The primary issue in terms of Dr. Battaglia's opinion is that:
"It is with reasonable psychological certainty that [Y.M.] continues to be unable to care for her son, and it is unlikely that she ever will be able to care for him in any unsupervised capacity as long as she refuses treatment and continues to use alcohol."
This Court finds that [Y.M.] does not have the capacity to safely parent her child. If the child would be in her custody on a daily basis, she would have to be free of alcohol and drugs so that she would be able to make the necessary decisions to protect the child. And she is not capable of doing that at the present time.

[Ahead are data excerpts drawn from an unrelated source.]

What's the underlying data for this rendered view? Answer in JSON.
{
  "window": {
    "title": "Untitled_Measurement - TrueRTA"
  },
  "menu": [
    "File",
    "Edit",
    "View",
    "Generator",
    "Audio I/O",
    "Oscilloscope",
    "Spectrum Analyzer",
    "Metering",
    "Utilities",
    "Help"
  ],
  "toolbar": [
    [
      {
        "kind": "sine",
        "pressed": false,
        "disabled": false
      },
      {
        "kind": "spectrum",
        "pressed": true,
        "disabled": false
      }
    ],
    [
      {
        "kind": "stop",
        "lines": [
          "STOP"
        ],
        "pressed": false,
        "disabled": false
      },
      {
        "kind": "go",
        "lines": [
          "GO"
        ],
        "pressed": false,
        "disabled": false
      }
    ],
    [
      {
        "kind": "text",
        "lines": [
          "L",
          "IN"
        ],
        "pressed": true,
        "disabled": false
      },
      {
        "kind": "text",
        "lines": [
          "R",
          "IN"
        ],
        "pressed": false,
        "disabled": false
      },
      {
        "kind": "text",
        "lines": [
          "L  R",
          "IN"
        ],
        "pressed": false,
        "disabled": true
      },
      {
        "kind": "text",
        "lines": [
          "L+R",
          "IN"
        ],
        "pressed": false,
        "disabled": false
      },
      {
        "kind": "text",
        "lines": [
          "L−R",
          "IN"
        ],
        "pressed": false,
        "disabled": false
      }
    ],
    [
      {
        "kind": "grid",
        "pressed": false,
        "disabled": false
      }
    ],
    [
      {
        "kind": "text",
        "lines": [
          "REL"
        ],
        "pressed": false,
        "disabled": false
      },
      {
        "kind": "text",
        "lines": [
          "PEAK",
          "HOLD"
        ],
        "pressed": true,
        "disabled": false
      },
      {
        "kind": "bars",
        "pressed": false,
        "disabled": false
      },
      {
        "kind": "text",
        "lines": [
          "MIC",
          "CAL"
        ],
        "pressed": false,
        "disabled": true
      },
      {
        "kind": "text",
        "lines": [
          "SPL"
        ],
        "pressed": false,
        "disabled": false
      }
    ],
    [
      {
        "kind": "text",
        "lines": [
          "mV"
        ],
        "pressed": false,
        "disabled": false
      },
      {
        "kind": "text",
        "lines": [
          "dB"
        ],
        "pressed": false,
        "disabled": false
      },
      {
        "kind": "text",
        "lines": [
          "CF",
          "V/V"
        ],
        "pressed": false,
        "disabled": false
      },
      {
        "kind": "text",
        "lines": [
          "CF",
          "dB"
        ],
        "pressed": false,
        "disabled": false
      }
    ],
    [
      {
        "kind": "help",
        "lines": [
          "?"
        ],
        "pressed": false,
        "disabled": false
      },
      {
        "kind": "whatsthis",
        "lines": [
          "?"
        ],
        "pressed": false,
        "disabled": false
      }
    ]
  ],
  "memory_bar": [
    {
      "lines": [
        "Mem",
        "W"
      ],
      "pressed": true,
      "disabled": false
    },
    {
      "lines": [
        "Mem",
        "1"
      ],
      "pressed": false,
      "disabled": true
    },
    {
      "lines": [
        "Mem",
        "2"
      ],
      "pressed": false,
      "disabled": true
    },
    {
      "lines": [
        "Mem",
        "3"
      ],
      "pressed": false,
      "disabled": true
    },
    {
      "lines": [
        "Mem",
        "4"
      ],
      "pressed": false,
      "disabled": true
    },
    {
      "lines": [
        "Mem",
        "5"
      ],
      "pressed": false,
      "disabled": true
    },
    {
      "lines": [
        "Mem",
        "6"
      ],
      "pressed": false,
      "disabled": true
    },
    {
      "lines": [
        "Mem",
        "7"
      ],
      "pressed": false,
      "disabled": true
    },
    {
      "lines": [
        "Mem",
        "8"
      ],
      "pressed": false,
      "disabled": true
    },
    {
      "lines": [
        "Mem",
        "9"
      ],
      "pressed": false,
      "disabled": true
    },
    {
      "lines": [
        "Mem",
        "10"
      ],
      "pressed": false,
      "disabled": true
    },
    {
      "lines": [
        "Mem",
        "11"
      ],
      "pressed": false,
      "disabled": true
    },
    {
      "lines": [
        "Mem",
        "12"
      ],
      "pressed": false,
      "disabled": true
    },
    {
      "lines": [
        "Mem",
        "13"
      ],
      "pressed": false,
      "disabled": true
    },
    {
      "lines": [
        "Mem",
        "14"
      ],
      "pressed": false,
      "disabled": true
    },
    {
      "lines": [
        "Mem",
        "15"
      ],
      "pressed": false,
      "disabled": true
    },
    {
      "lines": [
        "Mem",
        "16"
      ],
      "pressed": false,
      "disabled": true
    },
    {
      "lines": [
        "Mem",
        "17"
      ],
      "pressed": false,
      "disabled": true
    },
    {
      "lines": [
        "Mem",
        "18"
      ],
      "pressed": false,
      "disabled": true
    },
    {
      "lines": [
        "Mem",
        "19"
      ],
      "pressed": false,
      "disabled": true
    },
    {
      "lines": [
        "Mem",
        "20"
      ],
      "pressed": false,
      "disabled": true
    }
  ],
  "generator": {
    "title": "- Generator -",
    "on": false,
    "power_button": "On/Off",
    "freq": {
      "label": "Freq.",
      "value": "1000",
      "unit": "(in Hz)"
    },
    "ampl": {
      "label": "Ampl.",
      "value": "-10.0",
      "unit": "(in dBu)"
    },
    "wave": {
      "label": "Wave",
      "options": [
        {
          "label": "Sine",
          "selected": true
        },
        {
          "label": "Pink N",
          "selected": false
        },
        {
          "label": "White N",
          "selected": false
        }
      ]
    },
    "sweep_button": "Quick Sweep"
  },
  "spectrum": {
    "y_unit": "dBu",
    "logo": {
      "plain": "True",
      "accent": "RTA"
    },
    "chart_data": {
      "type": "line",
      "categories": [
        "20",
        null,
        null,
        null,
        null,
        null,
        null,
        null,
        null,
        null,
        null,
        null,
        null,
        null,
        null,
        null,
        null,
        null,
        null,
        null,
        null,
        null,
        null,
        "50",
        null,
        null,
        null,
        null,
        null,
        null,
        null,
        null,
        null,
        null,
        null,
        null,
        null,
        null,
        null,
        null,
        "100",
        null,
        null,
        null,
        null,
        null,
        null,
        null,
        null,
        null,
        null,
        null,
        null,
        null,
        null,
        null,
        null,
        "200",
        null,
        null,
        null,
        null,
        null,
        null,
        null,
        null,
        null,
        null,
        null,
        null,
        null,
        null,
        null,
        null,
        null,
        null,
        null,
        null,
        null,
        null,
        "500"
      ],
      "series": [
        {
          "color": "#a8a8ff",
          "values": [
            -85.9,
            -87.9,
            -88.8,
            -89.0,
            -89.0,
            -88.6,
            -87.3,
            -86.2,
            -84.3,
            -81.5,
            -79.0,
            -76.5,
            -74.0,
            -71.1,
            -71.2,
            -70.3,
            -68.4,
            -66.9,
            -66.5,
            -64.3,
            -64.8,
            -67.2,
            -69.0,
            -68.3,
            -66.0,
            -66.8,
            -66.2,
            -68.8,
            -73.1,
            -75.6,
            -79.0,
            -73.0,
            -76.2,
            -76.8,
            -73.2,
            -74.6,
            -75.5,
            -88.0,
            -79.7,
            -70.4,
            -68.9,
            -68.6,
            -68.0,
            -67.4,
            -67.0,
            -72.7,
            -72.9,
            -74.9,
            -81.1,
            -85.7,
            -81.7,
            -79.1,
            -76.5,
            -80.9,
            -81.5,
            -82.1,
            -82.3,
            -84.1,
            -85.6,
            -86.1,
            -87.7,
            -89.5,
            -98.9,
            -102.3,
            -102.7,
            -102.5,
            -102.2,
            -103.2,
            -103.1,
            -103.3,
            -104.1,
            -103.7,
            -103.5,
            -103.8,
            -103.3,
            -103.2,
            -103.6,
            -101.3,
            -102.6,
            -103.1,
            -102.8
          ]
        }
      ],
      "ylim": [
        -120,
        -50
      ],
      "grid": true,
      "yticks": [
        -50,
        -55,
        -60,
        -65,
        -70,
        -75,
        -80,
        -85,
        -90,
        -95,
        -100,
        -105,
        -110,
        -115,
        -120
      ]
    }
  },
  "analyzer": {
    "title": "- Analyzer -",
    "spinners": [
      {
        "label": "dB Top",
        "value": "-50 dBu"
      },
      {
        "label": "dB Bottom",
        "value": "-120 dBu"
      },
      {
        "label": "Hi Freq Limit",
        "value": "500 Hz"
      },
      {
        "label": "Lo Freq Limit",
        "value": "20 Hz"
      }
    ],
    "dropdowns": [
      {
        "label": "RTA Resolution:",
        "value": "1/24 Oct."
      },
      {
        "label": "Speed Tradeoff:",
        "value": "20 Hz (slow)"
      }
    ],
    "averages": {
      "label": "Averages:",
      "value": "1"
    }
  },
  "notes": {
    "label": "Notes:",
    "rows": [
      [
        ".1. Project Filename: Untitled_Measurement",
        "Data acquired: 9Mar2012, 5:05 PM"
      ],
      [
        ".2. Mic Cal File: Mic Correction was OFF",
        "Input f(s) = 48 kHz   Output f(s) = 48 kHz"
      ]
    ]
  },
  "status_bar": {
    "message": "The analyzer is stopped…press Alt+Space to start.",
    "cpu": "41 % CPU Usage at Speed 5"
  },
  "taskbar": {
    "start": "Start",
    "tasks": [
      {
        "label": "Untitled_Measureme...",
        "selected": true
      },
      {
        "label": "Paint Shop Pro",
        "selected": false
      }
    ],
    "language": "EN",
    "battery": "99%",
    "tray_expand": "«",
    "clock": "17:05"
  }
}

The testimony indicates that she's been a long-time alcoholic and a long-time drug abuser and that she has no intention to remediate that issue so that this Court finds that the child would be at risk of grievous harm if the child were to be placed in her capacity -- in her custody with respect to issues of day-to-day parenting, providing of shelter, attending to the child's medical needs, social needs, [and] educational needs. This child, who has special needs, would be at great risk.
That being the case, under Prong 4, the evidence is clear and convincing that she does not have the capacity to parent the child safely, and there is no reasonable prospect that she could do so within the reasonable future. [(Emphasis added).]
Defendant argues that since no bonding evaluation was conducted, the court had no evidence from which to conclude that Zach would suffer harm if removed from his current placement. Defendant further argues that DYFS failed to prove that severing the relationship between her and Zach would be in the child's best interests.
Although there are "very few scenarios in which [a] comparative [bonding] evaluation would not be required[,]" N.J. Div. of Youth & Family Servs. v. A.R., 405 N.J. Super. 418, 440 (App. Div. 2009), this case does not warrant such an evaluation. In this case, the fourth prong is satisfied not because Zach would be harmed if separated from his foster parent, which would require a bonding evaluation, see In re Guardianship of J.C., 129 N.J. 1, 18-19 (1992), but because defendant is "wholly unfit" to parent. Therefore, Judge Sabbath correctly observed that no bonding evaluation was required to find the fourth prong satisfied. We agree.